Öğretmenlerin dönem ortasında hangi gerekçe ile olursa olsun bir başka okula geçmelerinin doğru olmadığını vurgulayan Dinçer, "Bu yüzden de bu talepte bulunacak arkadaşlarımızın 3 ay daha sabretmelerini tavsiye ediyorum." dedi.
Öğretmenliğin kısmen fedak'rlık gerektiren bir meslek olduğunu kaydeden Dinçer, "Eğer biz buna hazır değilsek, ona hazır olacak bir alt yapıyı onlara kurmak için çaba sarf edeceğim. Ama onlar da bize destek versinler. Hem özür grubundaki atamaları hem de yıllık atamaları yılda bir kere yapacağız, okullar açılmadan önce yapacağız. Okullar açıldığı zaman herkes nerede olacağını bilecek ve yıl boyunca orada çalışacak." şeklinde konuştu.
"TABLET BİLGİSAYARLAR TÜRKİYE'DE ÜRETİLECEK"
Eğitimde teknolojik yatırımlara değinen Dinçer, bu konuda ciddi yatırımlar yapıldığını söyledi.
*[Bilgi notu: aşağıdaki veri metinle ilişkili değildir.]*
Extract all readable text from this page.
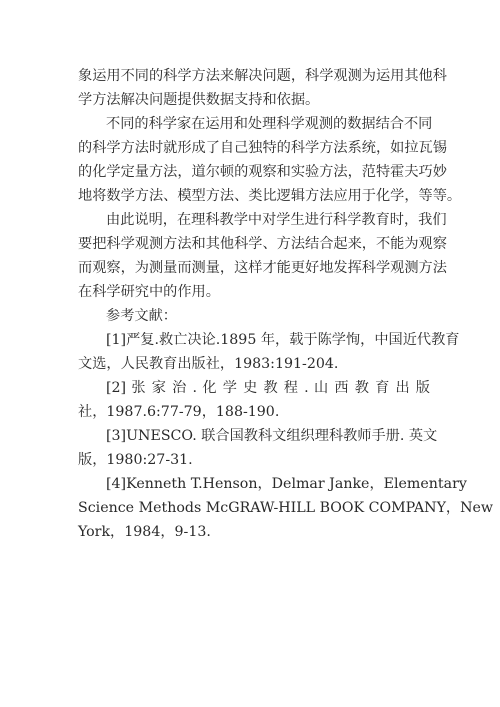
象运用不同的科学方法来解决问题，科学观测为运用其他科
学方法解决问题提供数据支持和依据。
不同的科学家在运用和处理科学观测的数据结合不同
的科学方法时就形成了自己独特的科学方法系统，如拉瓦锡
的化学定量方法，道尔顿的观察和实验方法，范特霍夫巧妙
地将数学方法、模型方法、类比逻辑方法应用于化学，等等。
由此说明，在理科教学中对学生进行科学教育时，我们
要把科学观测方法和其他科学、方法结合起来，不能为观察
而观察，为测量而测量，这样才能更好地发挥科学观测方法
在科学研究中的作用。
参考文献：
[1]严复.救亡决论.1895 年，载于陈学恂，中国近代教育
文选，人民教育出版社，1983:191-204.
[2] 张 家 治 . 化 学 史 教 程 . 山 西 教 育 出 版
社，1987.6:77-79，188-190.
[3]UNESCO. 联合国教科文组织理科教师手册. 英文
版，1980:27-31.
[4]Kenneth T.Henson，Delmar Janke，Elementary
Science Methods McGRAW-HILL BOOK COMPANY，New
York，1984，9-13.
Dinçer, "Belki çok iddialı söylemek doğru değil ama en azından vurgulayarak söylemek istiyorum, bizim teknolojik yatırımlarımız şu anda belki de dünyada en ileri noktada olan bir vizyonla oluşturulmuş vaziyette." dedi.
Dünyanın bir çok ülkesinde bilgisayar kaynaklı projeksiyon makinelerinin olduğu tahtalar kullanıldığını belirten Dinçer, "Biz doğrudan doğruya bilgisayar ekranlı tahta haline getiriyoruz. Tahta büyüklüğünde, net ekranlarla dokunmatik olarak bilgisayarı sınıflarımıza monte etmiş olacağız." diye konuştu. Bakan Dinçer, bu yapının öğrencilere dağıtılacak tablet bilgisayarlar ile de uyumlu olacağını kaydetti.
Akıllı tahtaların ihalesinin duyurulduğunu hatırlatan Dinçer, "İkinci dönemden itibaren belli iller ile 5. ve 9. sınıfları esas alarak döşemeye başlayacağız." açıklamasını yaptı.
Dinçer tablet bilgisayarlar ile ilgili ihalenin ise henüz tamamlanamadığını belirterek, "Çünkü tabletler çok büyük maliyetler oluşturan bir yatırım. Bu yatırımı yaparken biz bu tabletlerin Türkiye'de üretilmesi ile ilgili stratejik bir karar vermiş bulunuyoruz." dedi.
Dinçer, gelecek 5 yıllık süre içerisinde 20 milyondan daha büyük bir pazar oluşacağını sözlerine ekledi.